Those are my tomatoes!
Sebastian inherited a tomato farm from his father. It’s a very productive farm of 2,000 acres. In his first year, Sebastian had a bumper crop and made over a million dollars.
Does Sebastian deserve all those tomatoes?
In A Theory of Justice, Rawls argued that justice requires fairness and fairness consists of liberty and equality.
The liberty principle says that everyone should have the same fundamental freedoms. Everyone should be free and have an equal right to vote, equal access to public office and to be treated according to the rule of law.
The equality principle has two parts:
1. Everyone should have equal access to opportunity.
2. Inequality is only allowed if it helps the least well-off (this one is complicated and I will come back to it).
Rawls would say that Sebastian did not deserve to inherit his tomato farm just because he was lucky enough to have rich parents. Following the equality principle, everyone should have equal access to opportunity and most people will not inherit a tomato farm.
According to Rawls, no one deserves any reward that results from luck.

Let’s consider another scenario.
More talent = more tomatoes
Theresa has a natural talent for growing tomatoes. Theresa grew up in a poor family but a teacher gave her a tomato plant when she was young. Theresa nutured that plant and discovered that she was good at growing tomatoes. Every year, she sells her tomatoes and uses the profits to buy more plants and more land to grow her tomato plants. By the time she was twenty-three, Theresa had acquired 2,000 acres and was making over a milllion dollars a year.
Does Theresa deserve all those tomatoes?
According to Rawls, none of us deserves rewards that result from ‘accidents of natural endowment and the contingencies of social circumstance’. Theresa was lucky to have a natural talent for growing tomatoes. Her talent is an accident of natural endowment. So, according to Rawls, Theresa does not deserve her tomato farm and she does not deserve the rewards that accrue from it.
A quick aside about the distinction between deserving a reward and being entitled to a reward. The Stanford Encyclopedia of Philosophy makes the following distinction (my phrasing and examples),
- An entitlement is created by a social institution such as the rules of a lottery. If the rules say that the winner will be awarded £100, then the winner is entitled to the prize money.
- By contrast, desert comes from a moral sense that someone deserves a reward. A team that cheats to win a World Cup quarter-final might be entitled to go through to the semi-final but they did not deserve it (I’m not still bitter, honest).
Rawls would say that Theresa does not deserve her tomato plants either because her natural talent for growing tomatoes is an accident of luck but I think Rawls is wrong on this point. I believe that someone who has a natural talent for growing tomatoes deserves the tomatoes that she grows and the profits she makes from selling them.
Here’s another case.
Hard work = more tomatoes
Miguel has no talent for growing tomatoes and he did not inherit a tomato farm from his parents. However, Miguel works hard. Theresa hires Miguel to work on her tomato farm and pays Miguel a portion of the profits. Miguel works hard and makes a lot of money from his hard work.

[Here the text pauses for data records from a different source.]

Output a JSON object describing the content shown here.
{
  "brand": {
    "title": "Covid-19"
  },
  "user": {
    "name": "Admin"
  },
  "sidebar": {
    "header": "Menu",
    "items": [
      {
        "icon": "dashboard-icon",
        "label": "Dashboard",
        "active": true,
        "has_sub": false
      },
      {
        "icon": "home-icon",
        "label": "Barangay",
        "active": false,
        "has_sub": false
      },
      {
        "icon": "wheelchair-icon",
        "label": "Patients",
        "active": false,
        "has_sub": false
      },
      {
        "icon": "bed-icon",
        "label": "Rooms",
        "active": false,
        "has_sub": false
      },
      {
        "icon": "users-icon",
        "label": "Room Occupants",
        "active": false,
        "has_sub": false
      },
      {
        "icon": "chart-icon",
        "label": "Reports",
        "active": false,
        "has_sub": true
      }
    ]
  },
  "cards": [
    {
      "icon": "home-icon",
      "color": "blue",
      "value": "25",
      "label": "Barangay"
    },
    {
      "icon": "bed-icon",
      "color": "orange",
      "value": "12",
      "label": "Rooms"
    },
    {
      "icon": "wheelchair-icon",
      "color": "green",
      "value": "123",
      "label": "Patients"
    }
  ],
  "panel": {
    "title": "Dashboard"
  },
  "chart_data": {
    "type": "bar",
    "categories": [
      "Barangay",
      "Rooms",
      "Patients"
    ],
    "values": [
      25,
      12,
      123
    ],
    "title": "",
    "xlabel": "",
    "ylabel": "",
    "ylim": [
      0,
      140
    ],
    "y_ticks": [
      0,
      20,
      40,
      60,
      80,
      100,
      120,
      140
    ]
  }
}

According to Rawls, Miguel’s predisposition to work hard also results from luck. Perhaps Miguel was born with Hard-Work genes or perhaps Miguel’s parents instilled in him the propensity to work hard. Either way, according to Rawls, Miguel was just lucky to develop a character trait that lazy people do not enjoy and Miguel does not deserve the rewards that accrue from his hard work.
It seems to me that Rawls’s account does violence to the meaning of the word deserve. If we can’t reward talent, hard work, diligence, kindness or determination (all accidents of natural endowment or social circumstance) then the word means nothing useful at all.
I propose that contra Rawls, we absolutely should reward talent, hard work, diligence, kindness and determination. The people who have these attributes and put them to productive use should be rewarded more highly than people who do not. I believe it’s a moral issue. Morally, I think that Theresa and Miguel deserve their tomatoes. They worked hard for their tomatoes and the tomatoes belong to them legally (entitlement) and morally (desert).
Rawls said that, although they do not deserve special rewards, talented and hard-working citizens would be entitled to additional rewards if and only if they resulted in benefits to the least well-off in society and I will consider this in a separate post.